The bones themselves from 1970 onwards, at least if you're interested in league clubs, can, of course, be found in the pages of what habit still forces me to call "Rothmans". Those beloved blue, fractured spines that adorn my bookshelves are the positive legacy the firm that promoted itself as the jet-setter's oily rag of choice has left a generation of fans. Unlike Wisden with its breadth of beautiful writing and its fascinating byways that could steal away your day, its football counterpart's principal attribute is the comprehensive detail of the data.

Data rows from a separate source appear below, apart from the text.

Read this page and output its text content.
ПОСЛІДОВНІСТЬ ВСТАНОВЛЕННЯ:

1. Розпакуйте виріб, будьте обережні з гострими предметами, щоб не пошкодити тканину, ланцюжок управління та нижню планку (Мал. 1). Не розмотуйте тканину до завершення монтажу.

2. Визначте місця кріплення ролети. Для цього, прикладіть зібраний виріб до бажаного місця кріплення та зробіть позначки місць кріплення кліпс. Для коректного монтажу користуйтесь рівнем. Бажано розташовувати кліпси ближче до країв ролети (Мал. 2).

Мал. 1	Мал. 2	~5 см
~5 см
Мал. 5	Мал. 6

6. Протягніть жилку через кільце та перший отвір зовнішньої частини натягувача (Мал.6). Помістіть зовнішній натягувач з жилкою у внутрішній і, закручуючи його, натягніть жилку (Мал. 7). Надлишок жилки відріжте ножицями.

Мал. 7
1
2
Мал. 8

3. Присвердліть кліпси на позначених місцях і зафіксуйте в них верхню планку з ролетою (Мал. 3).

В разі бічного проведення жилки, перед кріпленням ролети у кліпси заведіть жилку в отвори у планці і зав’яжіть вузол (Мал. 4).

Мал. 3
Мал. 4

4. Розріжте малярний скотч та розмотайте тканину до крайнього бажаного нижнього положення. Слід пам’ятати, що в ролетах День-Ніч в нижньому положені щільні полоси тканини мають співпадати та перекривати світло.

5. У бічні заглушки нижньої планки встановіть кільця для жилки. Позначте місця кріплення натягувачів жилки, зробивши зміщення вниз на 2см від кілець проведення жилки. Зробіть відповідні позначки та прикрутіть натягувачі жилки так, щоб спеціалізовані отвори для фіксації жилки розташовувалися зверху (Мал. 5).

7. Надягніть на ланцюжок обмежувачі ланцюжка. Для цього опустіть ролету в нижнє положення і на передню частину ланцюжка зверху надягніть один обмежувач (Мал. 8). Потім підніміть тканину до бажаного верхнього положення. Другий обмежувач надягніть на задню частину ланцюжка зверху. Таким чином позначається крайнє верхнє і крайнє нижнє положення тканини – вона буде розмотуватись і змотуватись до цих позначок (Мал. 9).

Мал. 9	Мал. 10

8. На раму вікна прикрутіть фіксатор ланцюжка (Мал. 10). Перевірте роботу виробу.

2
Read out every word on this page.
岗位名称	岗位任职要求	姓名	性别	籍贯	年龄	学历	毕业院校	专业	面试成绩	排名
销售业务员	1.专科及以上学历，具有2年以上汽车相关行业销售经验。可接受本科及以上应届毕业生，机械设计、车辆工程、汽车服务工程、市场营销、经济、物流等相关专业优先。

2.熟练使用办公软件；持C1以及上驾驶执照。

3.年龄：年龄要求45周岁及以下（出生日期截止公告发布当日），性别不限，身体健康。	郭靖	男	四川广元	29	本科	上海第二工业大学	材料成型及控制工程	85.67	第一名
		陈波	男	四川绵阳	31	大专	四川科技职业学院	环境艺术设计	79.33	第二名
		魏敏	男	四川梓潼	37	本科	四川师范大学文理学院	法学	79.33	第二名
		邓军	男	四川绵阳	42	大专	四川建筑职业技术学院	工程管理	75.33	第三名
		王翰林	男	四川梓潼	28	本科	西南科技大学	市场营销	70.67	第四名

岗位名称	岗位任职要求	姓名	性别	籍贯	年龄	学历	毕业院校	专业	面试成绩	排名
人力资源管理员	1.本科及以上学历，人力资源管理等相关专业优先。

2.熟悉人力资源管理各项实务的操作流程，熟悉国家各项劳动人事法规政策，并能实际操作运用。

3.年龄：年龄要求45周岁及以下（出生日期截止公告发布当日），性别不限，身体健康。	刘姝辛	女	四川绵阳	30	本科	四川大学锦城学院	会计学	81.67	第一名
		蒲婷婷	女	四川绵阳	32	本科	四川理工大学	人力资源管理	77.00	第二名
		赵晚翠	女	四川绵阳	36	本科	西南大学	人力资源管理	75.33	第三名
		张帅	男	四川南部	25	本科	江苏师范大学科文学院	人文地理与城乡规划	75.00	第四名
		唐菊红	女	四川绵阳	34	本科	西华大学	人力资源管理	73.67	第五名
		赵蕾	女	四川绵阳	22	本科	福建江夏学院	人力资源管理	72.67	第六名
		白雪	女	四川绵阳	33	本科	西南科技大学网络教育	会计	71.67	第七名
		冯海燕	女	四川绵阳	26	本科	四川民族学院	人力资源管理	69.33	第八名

Even in its modern guise, the yearbook continues to fulfil its remit of providing the authoritative seasonal summary. But now that all the statistics you may ever want are no more than a few clicks away, the game's "bible" has become for me more of a traditional purchase than the much-anticipated herald that a new season is upon us. Gone are the days, too, when in the shop we would expect to sell 400 copies on publication date and wrap up a thousand by the time the Charity Shield kicked off.

It was never my favourite annual – that dubious honour goes to the Almanacco Illustrato del Calcio, Panini's peerless Italian reference. We used to shift those by the hundred, too, as well as Finnish Jalkapallokirjas, Spanish Don Balónes and Dutch Voetbals. If you wanted to find out about European football back in those days, there was no other place to start. It's brilliant that you can access most of that information for free now but I still mourn the loss of the camaraderie felt by subscribers to those defiantly "old technology" volumes.

We used to refer to it jokingly as statistical pornography but the majority of its devotees exhibited such a charming and self‑knowing helplessness about their infatuations that their enthusiasm shaped the atmosphere of the shop and sustained the business for years.

When Colindale closes in 2012 I fear that another refuge for the trivia-enchanted sports fan will not take its place, somewhere that you could always wear your metaphorical anorak with pride. The internet provides things we could never have envisaged but the library's sense of community may be lost forever. I shall miss it.